PFN_LIST_CORRUPT MiBadRefCount

Can anyone tell me how to troubleshoot an issue like this ?

It looks like some mdl has already been released when the process exits to release resources。

How do I find this MDL and who released it early?

I tried to turn on Driver Verifier but I didn’t see any valid message。

PFN_LIST_CORRUPT (4e)
Typically caused by drivers passing bad memory descriptor lists (ie: calling
MmUnlockPages twice with the same list, etc).  If a kernel debugger is
available get the stack trace.
Arguments:
Arg1: 000000000000009a, 
Arg2: 00000000003cb003
Arg3: 0000000000000003
Arg4: 0000000000000000

nt!KeBugCheckEx
nt!MiBadRefCount+0x4f
nt!MiRemoveLockedPageChargeAndDecRef+0x251
nt!MiDeletePerSessionProtos+0x12ad4c
nt!MiFreeSubsectionProtos+0x1c
nt!MiDereferencePerSessionProtos+0x8c
nt!MiDeleteVad+0x9f6
nt!MiUnmapVad+0x49
nt!MiCleanVad+0x30
nt!MmCleanProcessAddressSpace+0x137
nt!PspRundownSingleProcess+0x20c
nt!PspExitThread+0x5f6
nt!KiSchedulerApcTerminate+0x38
nt!KiDeliverApc+0x487
nt!KiInitiateUserApc+0x70
nt!KiSystemServiceExit+0x9f
0x00007ffd`e54f9014

3: kd> !pfn 3cb003
    PFN 003CB003 at address FFFFF8800B610090
    flink       FFFFFFFFF  blink / share count 0042DD14  pteaddress FFFF9A0ED25FFE50
    reference count 0000    used entry count  0080      Cached    color 0   Priority 5
    restore pte DC8D412C0C800480  containing page 3D39FD  Modified   MP      
    Modified Shared   

What’s the context here? Is this just some random system or is this while testing your driver?

@“Scott_Noone_(OSR)” said:
What’s the context here? Is this just some random system or is this while testing your driver?

Honestly, I’m not sure if this issue is caused by my driver because I can’t see any information related to non-Microsoft drivers in this stack, and the problem is not consistently reproducible. At the moment, I can only suspect that there may be some flaws in my own driver

@“Scott_Noone_(OSR)” said:
What’s the context here? Is this just some random system or is this while testing your driver?

Moreover, I cannot reproduce this issue in my own environment. Otherwise, perhaps I could try to locate the problem through some more cumbersome methods, such as individually pausing my drivers or recording all the mdl operations within them.

You really have to assume it is your code that is causing this. Its the default hypothesis. Corruption issues generally are not kind enough to crap out with your driver in the stack. So the approach I generally take is to use logging to understand what my crappy code was doing when the system crashed. Either the full ETW nonsense or the much less awful IFR can be useful. Both are lightweight enough to not massively disturb the runtime characteristics of your code.

1 Like

Does your driver do anything funky with MDLs? If yes now would also be a good opportunity to review that code.

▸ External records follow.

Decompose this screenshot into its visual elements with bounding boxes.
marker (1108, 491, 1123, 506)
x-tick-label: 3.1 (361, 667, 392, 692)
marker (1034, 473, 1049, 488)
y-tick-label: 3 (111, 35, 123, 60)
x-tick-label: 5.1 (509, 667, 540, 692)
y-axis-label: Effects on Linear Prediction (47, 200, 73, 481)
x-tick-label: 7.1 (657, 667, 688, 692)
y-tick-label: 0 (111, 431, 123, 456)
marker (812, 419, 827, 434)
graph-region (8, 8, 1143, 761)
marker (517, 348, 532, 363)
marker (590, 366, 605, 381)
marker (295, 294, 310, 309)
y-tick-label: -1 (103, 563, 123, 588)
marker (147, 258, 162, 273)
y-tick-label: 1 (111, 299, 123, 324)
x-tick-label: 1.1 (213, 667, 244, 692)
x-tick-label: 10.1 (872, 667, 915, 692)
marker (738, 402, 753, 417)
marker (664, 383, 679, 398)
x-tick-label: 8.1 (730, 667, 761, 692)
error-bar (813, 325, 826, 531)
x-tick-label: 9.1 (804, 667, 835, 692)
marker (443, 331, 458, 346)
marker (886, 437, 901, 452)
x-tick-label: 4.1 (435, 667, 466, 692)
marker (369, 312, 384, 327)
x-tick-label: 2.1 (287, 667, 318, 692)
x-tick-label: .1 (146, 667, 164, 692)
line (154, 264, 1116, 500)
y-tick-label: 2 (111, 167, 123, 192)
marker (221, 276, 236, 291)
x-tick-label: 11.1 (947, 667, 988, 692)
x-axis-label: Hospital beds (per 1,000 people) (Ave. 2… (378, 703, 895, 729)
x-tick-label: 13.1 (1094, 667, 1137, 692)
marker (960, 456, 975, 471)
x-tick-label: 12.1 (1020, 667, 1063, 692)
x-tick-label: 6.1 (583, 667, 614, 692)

@“Scott_Noone_(OSR)” said:
Does your driver do anything funky with MDLs? If yes now would also be a good opportunity to review that code.

I’m not entirely sure because this may involve seven or eight drivers. I only have knowledge of a part of them, and my own environment cannot reproduce the issue (the problem itself also occurs randomly, so it’s inconvenient to pinpoint which specific driver might be causing the problem). That’s why I’m wondering if it’s possible to extract some clues from the dump, even if it helps narrow down the scope of investigation a bit.

Not really…A process is exiting and tearing down its virtual address space. In doing so it finds an in use page with a reference count of zero. I’d look at anywhere in the code that calls MmUnlockPages or modifies Irp->MdlAddress. Other than that you could try enabling Verifier on ntoskrnl.exe and see if that gets you anywhere.

@“Scott_Noone_(OSR)” said:
Not really…A process is exiting and tearing down its virtual address space. In doing so it finds an in use page with a reference count of zero. I’d look at anywhere in the code that calls MmUnlockPages or modifies Irp->MdlAddress. Other than that you could try enabling Verifier on ntoskrnl.exe and see if that gets you anywhere.

Thanks a lot for your suggestion. It seems that I’ll need to set aside some time to check each driver individually.